WASHINGTON ― Several leading members of Trump’s Republican Party and ally Britain sharply rebuked the president on Wednesday after he insisted that white nationalists and protesters opposed to them were both to blame for deadly violence in Charlottesville, Virginia.
Trump’s remarks on Tuesday, a more vehement reprisal of what had been widely seen as his inadequate initial response to Saturday’s bloodshed around a white nationalist rally, reignited a storm of criticism and strained ties with his own party.
The Senate majority leader, Mitch McConnell, issued a statement that did not mention Trump by name but said “messages of hate and bigotry” from white supremacists, the Ku Klux Klan and neo-Nazi groups should not be welcome anywhere in the United States.
“We can have no tolerance for an ideology of racial hatred. There are no good neo-Nazis, and those who espouse their views are not supporters of American ideals and freedoms.
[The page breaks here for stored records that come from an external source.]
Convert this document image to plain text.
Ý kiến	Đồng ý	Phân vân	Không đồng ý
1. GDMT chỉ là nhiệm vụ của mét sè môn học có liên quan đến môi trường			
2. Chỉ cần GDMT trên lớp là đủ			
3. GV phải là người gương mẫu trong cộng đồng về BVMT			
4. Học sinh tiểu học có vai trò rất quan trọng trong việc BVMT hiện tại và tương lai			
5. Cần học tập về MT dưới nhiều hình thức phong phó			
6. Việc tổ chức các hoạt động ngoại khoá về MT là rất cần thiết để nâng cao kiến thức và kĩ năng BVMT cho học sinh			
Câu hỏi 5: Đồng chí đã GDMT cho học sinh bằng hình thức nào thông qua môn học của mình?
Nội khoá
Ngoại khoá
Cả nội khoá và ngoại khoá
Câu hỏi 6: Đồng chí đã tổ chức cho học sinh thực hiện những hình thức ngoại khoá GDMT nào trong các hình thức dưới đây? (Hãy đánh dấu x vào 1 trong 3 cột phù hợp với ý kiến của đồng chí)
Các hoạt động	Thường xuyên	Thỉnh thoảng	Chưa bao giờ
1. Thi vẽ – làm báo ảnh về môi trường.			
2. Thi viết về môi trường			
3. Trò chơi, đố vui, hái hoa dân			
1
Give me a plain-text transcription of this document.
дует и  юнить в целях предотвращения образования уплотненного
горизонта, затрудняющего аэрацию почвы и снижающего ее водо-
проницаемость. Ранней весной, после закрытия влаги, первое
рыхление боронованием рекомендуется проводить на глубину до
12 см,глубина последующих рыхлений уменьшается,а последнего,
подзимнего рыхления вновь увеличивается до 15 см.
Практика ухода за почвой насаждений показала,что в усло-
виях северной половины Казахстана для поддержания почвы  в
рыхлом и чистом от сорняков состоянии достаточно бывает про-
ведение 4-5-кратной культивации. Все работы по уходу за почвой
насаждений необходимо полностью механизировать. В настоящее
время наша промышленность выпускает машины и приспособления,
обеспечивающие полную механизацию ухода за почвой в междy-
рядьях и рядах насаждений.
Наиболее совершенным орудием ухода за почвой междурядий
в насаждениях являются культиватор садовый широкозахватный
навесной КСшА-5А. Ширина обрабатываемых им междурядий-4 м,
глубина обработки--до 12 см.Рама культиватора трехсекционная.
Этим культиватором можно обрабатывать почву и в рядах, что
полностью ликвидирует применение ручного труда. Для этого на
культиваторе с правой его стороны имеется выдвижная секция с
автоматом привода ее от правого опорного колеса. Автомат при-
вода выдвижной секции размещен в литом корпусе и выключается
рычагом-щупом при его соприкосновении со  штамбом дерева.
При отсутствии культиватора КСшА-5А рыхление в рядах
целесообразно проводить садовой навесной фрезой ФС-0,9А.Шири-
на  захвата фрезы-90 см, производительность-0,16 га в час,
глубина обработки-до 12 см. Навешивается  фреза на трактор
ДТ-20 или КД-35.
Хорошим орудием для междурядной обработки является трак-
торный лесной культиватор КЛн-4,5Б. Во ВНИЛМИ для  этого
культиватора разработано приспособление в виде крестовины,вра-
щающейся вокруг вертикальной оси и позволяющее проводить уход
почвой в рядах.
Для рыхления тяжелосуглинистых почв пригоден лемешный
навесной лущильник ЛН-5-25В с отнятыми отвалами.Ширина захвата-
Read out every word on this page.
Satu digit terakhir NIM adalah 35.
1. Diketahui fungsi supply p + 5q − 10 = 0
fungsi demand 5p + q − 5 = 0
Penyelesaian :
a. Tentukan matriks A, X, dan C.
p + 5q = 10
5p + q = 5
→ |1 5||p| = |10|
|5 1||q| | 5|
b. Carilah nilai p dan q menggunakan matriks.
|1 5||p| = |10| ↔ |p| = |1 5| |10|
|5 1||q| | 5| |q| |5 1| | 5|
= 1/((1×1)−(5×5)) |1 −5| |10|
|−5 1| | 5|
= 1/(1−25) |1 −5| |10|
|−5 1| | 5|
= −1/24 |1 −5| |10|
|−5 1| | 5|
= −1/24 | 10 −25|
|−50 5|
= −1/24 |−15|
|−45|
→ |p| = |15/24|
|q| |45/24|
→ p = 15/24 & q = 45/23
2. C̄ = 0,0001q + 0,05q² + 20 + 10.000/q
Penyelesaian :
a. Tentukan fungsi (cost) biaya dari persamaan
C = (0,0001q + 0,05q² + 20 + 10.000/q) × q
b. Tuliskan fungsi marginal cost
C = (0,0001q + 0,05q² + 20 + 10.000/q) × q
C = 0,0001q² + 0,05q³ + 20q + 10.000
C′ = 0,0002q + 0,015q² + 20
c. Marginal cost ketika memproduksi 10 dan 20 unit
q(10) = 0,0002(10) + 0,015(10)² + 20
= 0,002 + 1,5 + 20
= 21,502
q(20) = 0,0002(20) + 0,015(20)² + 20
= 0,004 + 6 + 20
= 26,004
We all have a responsibility to stand against hate and violence, wherever it raises its evil head,” McConnell said.
Trump last week lambasted McConnell for the Senate’s failure to pass healthcare legislation backed by the president, and did not dismiss the idea of McConnell stepping down.
In his comments at a heated news conference in New York on Tuesday, Trump said “there is blame on both sides” of the violence in Charlottesville, and that there were “very fine people” on both sides.
Ohio Governor John Kasich said there was no moral equivalency between the Ku Klux Klan, neo-Nazis and anybody else.
“This is terrible. The president of the United States needs to condemn these kind of hate groups,” Kasich said on NBC’s “Today” show. Failure to do so gave such organizations a sense of victory and license to hold more events elsewhere, said Kasich, one of Trump’s rivals for the Republican nomination in the 2016 presidential election.
A 20-year-old Ohio man said to have harbored Nazi sympathies was charged with murder after he plowed his car into counter-protesters, killing 32-year-old Heather Heyer and injuring 19 others. Heyer was being remembered on Wednesday at a memorial service in Charlottesville.
Republican Senator Lindsey Graham, long a critic of the president, took direct aim, saying in a statement aimed at Trump, “Your words are dividing Americans, not healing them.”
Other Republicans to criticize Trump’s remarks included former Massachusetts governor and 2012 Republican presidential candidate Mitt Romney and Senator Marco Rubio, also a Trump rival in the 2016 campaign.
Republican former presidents George H.W. Bush and George W. Bush said in a joint statement: “America must always reject racial bigotry, anti-Semitism, and hatred in all forms.”